子どもたちは夜と遊ぶ (下) (講談社文庫)

さて、連投ですけど。
気になってた辻村さんの文庫新作を読めました。

連続見立て殺人と呼び合う2人の天才、iとθ。
脆く儚いこの呼び合いの引き起こす先は・・・・。

って感じの大学生のさわやかな青春群像劇。
まあ、バックグラウンドは、これでもか、これでもかと言うばかりに
一人ひとりの登場人物の背景が作りこまれていて、
その決め細やかなお仕事に感動したくなりますよ、まったく。


いや、肯定的ですよ。辻村さんの作品の青春群像は大好きだし。
2人も賢い学生が出てきて、そしてその恋愛模様が描かれていて。

ぞくぞくするような見立てが話全体のデザインをきれいにしていて。
辻村さんの作品は、そのキャラクタ設定も魅力的ながら、
文章のなかにたいする伏線の入れ方もけっこう好みです。

なんというか、計算づくで作られた、きれいな模様の
編み物を見ているような。


森博嗣のS&Mシリーズを小学生のときに読破した当blogの主、
そして西尾維新クビシメロマンチストが青春直撃だったこともあり、
賢い大学生の出てくる物語が大好きなので、それだけで読みだったのですが、
あの見立てにはやられました。。


辻村深月、、、、恐ろしい子(笑)。

明日、京都の中心部へ行くのですが、辻村さんのノベルズに手を出そうか考え中。。。


(2008年7月8日)
時間が出来たので追記。

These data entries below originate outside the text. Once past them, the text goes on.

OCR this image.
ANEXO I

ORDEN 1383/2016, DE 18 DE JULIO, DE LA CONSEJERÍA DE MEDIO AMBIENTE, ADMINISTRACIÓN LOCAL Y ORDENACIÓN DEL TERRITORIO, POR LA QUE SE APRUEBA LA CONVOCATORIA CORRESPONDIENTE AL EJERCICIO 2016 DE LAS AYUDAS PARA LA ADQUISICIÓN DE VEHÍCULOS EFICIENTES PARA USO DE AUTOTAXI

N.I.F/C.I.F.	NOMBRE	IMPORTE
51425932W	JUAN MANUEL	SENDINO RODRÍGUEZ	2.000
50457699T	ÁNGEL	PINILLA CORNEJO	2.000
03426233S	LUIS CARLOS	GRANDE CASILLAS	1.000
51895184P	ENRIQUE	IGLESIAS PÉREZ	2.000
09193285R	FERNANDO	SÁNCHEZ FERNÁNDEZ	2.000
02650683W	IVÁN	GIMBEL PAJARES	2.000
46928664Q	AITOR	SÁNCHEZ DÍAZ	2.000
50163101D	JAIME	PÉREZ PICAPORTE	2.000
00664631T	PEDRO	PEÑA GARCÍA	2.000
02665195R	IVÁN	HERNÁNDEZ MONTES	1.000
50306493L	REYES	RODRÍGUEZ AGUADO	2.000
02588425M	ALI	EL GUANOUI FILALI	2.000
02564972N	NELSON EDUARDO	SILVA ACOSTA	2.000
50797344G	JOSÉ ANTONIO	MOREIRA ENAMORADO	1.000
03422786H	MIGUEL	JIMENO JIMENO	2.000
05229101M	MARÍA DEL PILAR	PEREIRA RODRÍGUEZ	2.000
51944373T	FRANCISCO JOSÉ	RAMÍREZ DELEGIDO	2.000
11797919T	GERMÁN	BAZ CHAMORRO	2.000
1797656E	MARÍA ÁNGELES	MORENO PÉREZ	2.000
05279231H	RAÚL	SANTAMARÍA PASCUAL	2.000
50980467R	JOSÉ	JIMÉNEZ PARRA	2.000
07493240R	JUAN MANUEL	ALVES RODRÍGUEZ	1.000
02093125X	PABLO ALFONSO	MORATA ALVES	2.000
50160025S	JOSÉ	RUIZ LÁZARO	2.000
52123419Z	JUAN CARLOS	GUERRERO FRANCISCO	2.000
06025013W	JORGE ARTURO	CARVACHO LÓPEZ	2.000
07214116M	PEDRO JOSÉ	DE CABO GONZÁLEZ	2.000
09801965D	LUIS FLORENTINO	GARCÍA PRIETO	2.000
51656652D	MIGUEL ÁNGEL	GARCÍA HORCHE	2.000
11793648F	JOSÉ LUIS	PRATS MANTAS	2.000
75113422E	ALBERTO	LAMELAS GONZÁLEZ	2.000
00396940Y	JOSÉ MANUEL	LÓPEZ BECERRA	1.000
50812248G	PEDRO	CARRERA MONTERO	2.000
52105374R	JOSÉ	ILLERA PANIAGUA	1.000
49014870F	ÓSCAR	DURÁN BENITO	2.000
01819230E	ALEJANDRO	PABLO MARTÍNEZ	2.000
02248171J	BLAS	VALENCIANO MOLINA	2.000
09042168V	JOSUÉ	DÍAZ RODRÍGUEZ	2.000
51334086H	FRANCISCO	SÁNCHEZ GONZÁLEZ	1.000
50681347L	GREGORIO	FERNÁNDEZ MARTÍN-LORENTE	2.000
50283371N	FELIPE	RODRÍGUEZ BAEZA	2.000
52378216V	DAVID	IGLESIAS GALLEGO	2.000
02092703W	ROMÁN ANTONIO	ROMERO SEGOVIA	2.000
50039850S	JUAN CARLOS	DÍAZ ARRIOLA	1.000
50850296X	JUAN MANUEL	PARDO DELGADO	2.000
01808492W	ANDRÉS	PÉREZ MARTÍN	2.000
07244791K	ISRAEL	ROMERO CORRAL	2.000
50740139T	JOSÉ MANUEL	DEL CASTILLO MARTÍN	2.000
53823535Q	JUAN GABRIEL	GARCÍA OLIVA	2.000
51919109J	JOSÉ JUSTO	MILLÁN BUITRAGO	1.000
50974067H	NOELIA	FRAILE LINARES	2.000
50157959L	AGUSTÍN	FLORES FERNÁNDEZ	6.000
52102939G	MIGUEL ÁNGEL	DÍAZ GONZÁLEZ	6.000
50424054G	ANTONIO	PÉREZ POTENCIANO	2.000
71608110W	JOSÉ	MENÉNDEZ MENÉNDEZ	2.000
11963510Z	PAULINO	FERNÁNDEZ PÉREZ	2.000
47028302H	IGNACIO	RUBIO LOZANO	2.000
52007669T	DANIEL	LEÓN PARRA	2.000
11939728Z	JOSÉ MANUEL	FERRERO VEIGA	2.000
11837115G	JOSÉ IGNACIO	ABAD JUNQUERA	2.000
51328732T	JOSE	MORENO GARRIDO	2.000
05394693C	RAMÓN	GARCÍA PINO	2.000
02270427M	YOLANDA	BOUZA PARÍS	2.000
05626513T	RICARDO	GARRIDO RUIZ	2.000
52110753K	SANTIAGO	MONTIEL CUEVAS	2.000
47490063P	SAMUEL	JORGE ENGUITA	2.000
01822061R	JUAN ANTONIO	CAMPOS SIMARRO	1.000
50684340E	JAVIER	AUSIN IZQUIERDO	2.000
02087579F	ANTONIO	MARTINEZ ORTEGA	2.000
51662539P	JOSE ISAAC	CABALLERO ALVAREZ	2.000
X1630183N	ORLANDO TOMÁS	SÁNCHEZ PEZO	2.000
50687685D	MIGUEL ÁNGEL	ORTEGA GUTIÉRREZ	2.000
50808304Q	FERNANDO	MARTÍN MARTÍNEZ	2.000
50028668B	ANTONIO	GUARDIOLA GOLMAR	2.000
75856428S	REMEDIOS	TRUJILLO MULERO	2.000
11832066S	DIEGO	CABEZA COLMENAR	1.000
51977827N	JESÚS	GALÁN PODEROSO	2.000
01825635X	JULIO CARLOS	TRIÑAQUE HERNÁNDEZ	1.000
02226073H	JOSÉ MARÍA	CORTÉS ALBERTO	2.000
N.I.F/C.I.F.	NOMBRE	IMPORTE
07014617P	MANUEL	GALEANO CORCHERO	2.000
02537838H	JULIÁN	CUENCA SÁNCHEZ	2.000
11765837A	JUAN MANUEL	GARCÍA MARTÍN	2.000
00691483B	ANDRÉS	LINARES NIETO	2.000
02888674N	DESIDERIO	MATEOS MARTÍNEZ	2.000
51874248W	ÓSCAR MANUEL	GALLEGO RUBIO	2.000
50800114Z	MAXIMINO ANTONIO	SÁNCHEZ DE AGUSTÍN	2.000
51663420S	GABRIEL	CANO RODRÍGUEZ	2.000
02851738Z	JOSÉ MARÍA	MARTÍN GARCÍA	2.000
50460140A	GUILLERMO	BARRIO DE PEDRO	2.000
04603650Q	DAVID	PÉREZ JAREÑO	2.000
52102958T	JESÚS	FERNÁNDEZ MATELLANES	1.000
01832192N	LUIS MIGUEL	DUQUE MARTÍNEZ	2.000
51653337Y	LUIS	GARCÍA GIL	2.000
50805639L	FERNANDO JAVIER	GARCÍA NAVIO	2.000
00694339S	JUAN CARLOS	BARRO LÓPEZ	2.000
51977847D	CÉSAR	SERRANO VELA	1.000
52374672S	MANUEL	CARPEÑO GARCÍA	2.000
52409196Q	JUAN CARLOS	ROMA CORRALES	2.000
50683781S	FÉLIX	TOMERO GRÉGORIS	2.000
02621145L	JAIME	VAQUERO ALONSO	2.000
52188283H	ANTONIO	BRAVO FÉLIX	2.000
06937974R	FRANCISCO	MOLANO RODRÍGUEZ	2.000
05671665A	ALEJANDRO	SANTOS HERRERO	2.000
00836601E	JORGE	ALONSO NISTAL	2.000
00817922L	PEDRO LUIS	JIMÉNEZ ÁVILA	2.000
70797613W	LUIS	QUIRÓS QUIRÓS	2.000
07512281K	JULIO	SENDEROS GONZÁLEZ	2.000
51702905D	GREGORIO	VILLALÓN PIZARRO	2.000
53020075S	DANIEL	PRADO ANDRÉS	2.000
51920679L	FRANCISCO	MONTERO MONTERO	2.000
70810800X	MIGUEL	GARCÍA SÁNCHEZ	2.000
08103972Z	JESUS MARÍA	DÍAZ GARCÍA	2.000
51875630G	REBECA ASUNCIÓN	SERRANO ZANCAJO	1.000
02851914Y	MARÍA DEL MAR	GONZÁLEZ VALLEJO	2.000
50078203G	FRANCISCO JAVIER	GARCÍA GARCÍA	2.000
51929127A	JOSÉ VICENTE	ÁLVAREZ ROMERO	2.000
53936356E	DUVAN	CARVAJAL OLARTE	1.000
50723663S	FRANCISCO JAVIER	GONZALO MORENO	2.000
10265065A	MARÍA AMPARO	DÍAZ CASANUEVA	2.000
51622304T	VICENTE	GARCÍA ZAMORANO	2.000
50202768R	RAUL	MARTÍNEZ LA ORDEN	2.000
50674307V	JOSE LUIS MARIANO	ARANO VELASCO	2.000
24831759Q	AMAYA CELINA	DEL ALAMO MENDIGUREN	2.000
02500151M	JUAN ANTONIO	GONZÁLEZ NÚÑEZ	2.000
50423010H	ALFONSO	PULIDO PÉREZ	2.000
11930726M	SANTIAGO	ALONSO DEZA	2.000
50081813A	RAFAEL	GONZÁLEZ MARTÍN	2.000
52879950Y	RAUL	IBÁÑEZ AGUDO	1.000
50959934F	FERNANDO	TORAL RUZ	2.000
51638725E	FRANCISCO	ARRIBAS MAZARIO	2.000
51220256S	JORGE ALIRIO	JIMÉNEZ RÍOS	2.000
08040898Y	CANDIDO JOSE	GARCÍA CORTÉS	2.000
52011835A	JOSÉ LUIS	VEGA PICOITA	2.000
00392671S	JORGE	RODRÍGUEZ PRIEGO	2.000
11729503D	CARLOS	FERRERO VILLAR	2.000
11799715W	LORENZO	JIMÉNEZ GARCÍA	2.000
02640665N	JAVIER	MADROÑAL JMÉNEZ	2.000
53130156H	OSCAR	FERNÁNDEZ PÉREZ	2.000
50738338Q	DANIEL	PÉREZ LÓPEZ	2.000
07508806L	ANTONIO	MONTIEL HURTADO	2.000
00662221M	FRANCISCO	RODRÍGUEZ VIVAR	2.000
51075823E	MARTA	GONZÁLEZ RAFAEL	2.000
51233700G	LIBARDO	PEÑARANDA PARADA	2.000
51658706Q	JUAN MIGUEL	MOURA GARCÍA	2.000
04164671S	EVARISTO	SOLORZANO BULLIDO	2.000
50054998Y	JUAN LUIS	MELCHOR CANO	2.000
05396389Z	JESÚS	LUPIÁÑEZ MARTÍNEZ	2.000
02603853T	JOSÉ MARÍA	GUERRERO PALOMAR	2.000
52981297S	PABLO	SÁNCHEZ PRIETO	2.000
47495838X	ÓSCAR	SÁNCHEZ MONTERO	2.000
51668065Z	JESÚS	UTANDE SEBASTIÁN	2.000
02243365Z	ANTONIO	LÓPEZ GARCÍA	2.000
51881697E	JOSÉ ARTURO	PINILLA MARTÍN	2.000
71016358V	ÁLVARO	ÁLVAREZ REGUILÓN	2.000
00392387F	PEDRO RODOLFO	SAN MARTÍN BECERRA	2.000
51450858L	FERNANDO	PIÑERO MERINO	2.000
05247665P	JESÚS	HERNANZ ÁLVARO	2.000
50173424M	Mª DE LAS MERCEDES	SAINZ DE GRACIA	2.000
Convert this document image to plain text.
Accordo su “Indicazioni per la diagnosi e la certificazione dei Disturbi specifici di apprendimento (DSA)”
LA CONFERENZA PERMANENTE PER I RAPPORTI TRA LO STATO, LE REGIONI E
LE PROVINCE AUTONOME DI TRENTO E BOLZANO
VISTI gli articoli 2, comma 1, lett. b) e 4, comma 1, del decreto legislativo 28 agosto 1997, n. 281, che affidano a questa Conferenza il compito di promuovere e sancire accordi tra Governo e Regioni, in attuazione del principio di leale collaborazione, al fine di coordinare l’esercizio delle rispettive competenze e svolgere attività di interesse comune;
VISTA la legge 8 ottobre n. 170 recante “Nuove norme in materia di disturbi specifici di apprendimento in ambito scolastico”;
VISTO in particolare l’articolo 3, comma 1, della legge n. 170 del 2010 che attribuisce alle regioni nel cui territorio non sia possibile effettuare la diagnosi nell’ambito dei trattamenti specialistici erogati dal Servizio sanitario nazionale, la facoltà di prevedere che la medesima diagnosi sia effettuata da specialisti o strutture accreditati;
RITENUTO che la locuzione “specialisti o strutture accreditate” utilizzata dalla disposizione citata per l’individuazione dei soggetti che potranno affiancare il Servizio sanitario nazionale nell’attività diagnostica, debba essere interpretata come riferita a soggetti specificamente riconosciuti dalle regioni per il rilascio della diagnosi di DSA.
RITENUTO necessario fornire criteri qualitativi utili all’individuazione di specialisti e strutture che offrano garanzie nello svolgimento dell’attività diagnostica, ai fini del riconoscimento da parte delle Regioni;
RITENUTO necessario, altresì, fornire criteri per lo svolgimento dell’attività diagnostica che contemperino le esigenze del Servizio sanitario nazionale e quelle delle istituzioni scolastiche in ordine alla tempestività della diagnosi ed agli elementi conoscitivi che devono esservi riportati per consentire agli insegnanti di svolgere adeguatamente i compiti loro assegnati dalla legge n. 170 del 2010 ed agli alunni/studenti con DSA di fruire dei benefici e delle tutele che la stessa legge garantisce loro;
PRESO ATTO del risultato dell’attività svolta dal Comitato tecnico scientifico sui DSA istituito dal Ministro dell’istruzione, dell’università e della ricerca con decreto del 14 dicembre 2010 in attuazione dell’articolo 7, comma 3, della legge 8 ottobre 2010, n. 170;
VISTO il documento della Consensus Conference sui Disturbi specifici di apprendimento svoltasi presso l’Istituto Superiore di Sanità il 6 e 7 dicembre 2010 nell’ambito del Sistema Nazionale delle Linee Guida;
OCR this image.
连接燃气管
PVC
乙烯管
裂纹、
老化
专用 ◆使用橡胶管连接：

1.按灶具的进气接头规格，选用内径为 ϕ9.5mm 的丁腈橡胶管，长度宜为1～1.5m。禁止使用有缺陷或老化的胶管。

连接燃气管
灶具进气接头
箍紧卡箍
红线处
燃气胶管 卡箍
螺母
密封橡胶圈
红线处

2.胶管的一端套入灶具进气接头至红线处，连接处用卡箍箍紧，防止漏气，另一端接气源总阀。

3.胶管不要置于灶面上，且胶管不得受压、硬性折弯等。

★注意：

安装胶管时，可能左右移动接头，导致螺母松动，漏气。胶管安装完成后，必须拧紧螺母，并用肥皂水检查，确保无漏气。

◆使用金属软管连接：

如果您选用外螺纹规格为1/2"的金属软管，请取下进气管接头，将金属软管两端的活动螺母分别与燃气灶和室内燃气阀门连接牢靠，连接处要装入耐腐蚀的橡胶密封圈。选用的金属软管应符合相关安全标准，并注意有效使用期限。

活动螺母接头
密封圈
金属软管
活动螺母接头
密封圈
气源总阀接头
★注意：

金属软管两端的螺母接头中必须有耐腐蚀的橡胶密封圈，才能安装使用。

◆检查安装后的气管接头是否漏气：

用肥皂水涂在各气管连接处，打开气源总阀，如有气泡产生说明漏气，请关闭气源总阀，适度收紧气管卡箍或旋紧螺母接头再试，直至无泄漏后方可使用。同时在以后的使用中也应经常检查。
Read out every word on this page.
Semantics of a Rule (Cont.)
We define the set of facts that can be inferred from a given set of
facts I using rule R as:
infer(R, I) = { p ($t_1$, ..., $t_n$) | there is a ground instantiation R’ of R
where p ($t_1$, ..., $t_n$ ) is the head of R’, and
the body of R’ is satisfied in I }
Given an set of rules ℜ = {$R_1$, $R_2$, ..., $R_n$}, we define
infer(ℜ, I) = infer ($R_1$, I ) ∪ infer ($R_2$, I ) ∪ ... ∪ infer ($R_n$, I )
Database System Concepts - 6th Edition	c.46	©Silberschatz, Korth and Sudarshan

ただしネタばれなので反転させています。

さて、ここまでで回収できていなかった「寄生」メタファーの話です。
この作品が緻密な計算で出来ている「編み物」という話をしましたが、
みなさん、チョウの話を漫然と読まないでくださいね。
作品の中で、非常に大きな役割を果たしていますから。